Online poker is played by more than 15 million people, or in other words, 2.6% of the world’s adult population. Ever since the poker boom of the early 2000s, the internet format of the game has grown rapidly in popularity. It’s convenient because you can always find a game, but for some players the enjoyment of sitting around a table at home with friends can’t be beaten. Is there some way that players could use the futuristic technology available to spice up the home poker game and help it to rival the online setting?
With exciting innovations like virtual and augmented reality cropping up, there seem to be ways to create a totally new poker experience in a real-life environment. These devices could be used to bring the best aspects of the online poker rooms to the dining room table.
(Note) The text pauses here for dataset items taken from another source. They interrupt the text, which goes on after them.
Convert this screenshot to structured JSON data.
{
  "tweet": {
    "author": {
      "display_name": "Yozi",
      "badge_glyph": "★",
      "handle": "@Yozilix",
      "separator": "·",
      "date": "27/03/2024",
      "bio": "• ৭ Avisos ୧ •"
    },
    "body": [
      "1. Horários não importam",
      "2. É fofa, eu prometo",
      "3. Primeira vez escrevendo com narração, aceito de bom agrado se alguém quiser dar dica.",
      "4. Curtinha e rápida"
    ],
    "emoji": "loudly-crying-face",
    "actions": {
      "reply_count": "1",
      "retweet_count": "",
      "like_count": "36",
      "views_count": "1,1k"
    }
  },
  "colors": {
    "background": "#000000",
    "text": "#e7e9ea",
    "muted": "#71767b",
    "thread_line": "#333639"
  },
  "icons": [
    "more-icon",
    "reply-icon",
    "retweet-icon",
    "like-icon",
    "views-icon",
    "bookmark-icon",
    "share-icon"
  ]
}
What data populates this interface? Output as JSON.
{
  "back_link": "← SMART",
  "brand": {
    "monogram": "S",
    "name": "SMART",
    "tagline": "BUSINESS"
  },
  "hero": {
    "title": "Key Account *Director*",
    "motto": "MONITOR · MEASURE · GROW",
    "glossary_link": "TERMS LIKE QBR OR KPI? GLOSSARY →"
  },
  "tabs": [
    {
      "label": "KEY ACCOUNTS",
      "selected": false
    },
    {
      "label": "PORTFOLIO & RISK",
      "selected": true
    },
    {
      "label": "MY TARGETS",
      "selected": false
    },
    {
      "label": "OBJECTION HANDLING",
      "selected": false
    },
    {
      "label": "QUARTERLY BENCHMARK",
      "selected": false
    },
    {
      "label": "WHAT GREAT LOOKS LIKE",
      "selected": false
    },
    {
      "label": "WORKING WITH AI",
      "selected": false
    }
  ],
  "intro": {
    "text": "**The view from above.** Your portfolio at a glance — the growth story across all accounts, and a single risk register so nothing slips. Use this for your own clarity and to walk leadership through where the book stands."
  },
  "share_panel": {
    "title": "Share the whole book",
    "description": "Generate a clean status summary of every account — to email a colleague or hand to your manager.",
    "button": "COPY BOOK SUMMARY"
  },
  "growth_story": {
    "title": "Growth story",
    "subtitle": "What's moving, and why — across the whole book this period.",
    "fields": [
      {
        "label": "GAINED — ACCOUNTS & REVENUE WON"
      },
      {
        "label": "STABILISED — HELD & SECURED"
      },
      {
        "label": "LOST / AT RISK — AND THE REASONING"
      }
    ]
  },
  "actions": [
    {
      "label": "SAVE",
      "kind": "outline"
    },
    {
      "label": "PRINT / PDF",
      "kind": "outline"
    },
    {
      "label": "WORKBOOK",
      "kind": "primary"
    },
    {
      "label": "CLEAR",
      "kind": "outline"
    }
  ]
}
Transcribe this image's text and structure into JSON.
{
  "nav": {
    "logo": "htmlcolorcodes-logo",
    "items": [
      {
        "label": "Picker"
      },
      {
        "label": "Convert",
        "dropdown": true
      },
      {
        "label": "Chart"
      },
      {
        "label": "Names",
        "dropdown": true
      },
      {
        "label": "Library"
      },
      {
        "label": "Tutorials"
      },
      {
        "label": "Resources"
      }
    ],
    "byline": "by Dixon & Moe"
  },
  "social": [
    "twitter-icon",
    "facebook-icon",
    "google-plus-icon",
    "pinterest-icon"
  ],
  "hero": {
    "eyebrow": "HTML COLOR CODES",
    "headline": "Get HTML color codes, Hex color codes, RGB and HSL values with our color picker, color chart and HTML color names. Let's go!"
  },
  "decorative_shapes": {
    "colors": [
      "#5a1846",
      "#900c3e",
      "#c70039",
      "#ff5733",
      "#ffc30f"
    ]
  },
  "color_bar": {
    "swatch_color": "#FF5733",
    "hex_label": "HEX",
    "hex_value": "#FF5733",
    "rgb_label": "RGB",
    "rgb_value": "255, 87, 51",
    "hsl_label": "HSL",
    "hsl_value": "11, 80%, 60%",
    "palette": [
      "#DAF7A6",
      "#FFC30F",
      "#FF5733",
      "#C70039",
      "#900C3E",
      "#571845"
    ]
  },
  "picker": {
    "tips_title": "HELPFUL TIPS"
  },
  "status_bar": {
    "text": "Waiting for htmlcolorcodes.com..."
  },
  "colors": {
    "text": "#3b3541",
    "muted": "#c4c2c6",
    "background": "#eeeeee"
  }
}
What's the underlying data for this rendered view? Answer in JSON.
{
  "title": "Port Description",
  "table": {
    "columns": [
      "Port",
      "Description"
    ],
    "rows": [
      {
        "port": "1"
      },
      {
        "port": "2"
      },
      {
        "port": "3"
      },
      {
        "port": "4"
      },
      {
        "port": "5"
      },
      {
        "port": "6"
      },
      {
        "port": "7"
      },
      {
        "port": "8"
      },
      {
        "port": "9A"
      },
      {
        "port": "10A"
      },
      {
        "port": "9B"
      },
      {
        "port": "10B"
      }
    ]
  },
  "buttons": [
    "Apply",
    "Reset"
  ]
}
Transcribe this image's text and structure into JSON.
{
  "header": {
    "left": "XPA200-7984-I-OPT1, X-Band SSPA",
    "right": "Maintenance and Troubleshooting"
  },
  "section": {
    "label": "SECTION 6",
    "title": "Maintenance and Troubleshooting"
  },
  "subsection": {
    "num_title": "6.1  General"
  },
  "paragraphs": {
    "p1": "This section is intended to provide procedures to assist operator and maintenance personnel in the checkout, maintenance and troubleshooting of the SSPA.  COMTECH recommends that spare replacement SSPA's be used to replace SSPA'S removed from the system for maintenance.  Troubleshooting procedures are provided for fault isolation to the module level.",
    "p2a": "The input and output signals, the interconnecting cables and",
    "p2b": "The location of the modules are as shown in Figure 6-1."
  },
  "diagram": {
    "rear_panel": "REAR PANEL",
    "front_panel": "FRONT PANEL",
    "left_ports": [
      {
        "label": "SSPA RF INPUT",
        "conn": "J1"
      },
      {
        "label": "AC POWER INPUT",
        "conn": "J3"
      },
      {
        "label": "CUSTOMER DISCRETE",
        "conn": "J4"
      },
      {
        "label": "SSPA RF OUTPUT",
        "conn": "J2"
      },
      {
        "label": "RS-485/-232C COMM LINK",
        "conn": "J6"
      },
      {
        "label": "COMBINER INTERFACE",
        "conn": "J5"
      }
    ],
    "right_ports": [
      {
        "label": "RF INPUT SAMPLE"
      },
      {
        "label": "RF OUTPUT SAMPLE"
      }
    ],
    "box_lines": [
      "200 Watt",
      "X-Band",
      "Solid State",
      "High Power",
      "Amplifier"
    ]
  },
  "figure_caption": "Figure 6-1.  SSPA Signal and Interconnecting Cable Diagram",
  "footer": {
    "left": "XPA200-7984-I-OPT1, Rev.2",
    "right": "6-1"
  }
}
Many players will attest to the fact that online and real-world poker strategy differs greatly. Online, for instance, you can’t see the facial expressions of your opponents so you have to try and read them in different ways. Skilled players will register hesitation and varying bet preferences for example. In real life, a player would look to try and interpret other players’ facial expressions and decipher tells such as chip handling and scratching. The host also has the benefit of being able to manipulate atmospheric aspects of the room where poker is played such as smells and sounds. Interestingly, research has found that dimmer lighting encourages insincere behaviour, such as bluffing. Both ways of playing are exciting, so could there be a way to combine the two?
Augmented reality could be the way forward in enhancing the home game. Gamers have already had a taste of what’s to come with apps like Pokémon Go, where certain facets of the game are superimposed on real-world settings. AR is not fully immersive, so players sitting around a table could wear the headsets and see some computerised aspects while still being able to look at and talk to their friends.
New features could be added to the traditional poker game. For instance, players could be allowed a certain number of visual blocks to stop their opponents seeing them and reading their behaviour. In this situation, the AR device could put up a screen that disrupts players’ views. This would be one way of bringing online strategies to the home game.
Another advantage of playing online is the speed of shuffling the cards and dealing hands. Instead of players having to physically deal a deck of cards, the cards could be shuffled by a random computer generator and appear on the table thanks to the augmented reality device. Everyone’s headsets would be synchronised so that they all see the same set of cards.
VR could take the experience one step further. Each player could put on a headset and enter a VR room to play the game. This could be anything from the Wild West to space, and would certainly provide an intriguing and different way of playing.
The possibilities are endless, and if the home game is to make a comeback perhaps it needs sprucing up in this way. With developers already designing casino games for VR like Microgaming’s VR Roulette, it wouldn’t be surprising to see them tackle poker in the years to come.